My family did the same sort of thing. Well except we're in beautiful Crete, Greece and it's strictly through the great United States Federal Government. Basically my dad is a Federal Firefighter and got a job here at the base on Crete. The government paid for our move completely (Packing, shipping, air fares, etc), allowed our family a whopping $900 a day to spend on food for 90 days, gave my dad a 30% pay raise, and cover our rent and utilities while we live here. I've never left the states, but I am so grateful to have this experience.

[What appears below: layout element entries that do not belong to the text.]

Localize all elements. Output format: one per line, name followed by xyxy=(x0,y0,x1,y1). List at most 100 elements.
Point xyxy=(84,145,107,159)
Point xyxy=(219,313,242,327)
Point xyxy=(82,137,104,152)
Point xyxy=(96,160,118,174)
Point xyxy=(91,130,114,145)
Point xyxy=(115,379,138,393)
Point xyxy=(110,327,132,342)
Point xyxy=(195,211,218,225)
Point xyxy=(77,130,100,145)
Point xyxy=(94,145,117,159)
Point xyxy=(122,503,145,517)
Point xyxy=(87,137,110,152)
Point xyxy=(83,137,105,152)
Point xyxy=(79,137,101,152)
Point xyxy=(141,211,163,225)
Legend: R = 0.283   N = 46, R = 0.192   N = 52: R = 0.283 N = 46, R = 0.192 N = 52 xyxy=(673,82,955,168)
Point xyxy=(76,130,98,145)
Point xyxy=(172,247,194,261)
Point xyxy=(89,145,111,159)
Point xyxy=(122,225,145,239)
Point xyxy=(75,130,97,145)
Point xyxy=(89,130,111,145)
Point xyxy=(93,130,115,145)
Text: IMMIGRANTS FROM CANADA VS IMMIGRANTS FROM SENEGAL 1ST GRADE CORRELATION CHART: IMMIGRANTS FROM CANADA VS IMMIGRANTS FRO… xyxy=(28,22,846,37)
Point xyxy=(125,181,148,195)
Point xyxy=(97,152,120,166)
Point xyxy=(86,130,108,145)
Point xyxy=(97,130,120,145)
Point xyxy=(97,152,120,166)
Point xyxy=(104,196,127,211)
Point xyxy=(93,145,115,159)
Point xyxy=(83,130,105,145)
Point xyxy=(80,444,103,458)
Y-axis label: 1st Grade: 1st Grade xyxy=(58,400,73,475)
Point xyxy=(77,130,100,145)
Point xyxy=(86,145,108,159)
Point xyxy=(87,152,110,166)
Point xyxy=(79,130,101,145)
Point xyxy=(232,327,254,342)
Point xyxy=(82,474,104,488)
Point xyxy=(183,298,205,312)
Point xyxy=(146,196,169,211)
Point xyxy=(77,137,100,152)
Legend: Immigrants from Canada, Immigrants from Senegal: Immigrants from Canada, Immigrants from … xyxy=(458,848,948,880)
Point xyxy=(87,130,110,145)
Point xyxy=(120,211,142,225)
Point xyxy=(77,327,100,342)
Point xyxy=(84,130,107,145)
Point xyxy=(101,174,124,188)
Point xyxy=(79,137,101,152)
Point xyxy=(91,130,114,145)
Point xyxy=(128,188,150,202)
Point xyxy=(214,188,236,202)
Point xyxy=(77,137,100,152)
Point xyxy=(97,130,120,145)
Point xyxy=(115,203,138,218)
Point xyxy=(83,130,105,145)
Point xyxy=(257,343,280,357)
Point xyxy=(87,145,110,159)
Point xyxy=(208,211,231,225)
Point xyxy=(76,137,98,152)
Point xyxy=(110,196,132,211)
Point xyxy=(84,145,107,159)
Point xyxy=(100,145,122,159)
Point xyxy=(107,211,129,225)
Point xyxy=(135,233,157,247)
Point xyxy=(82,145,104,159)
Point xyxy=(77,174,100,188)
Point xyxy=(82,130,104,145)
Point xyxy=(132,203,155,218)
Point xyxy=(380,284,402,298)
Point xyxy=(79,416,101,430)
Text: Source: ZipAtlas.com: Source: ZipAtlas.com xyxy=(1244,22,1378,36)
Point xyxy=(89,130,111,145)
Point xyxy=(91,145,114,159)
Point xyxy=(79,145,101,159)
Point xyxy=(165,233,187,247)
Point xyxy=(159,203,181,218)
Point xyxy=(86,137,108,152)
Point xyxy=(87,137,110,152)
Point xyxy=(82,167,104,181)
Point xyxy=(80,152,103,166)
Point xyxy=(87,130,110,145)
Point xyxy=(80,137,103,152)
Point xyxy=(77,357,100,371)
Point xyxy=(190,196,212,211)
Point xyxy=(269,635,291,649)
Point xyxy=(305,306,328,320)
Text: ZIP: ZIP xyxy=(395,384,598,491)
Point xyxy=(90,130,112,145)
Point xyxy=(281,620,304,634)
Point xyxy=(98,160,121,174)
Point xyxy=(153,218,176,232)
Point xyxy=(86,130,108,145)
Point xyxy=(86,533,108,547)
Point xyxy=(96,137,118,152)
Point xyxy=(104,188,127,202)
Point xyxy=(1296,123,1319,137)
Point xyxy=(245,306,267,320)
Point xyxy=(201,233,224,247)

[QUOTE=Bredirish123;32417010]My family did the same sort of thing. Well except we're in beautiful Crete, Greece and it's strictly through the great United States Federal Government. Basically my dad is a Federal Firefighter and got a job here at the base on Crete. The government paid for our move completely (Packing, shipping, air fares, etc), allowed our family a whopping $900 a day to spend on food for 90 days, gave my dad a 30% pay raise, and cover our rent and utilities while we live here. I've never left the states, but I am so grateful to have this experience.[/QUOTE]900 a day? How big is your family?
[QUOTE=Mingebox;32418520]900 a day? How big is your family?[/QUOTE]
Him and his 40 brothers.
[QUOTE=Mingebox;32418520]900 a day? How big is your family?[/QUOTE]
Just 5 of us in our entire family.
[QUOTE=Bredirish123;32422149]Just 5 of us in our entire family.[/QUOTE]
Do you by any chance feed on gold nuggets?
[QUOTE=Profanwolf;32422295]Do you by any chance feed on gold nuggets?[/QUOTE]
Haha no, the most we spent in one day was $250.
The most horrible things in that story are the laws he complains about for half of it.
Dubai is about the closest thing to a dystopian plutocracy.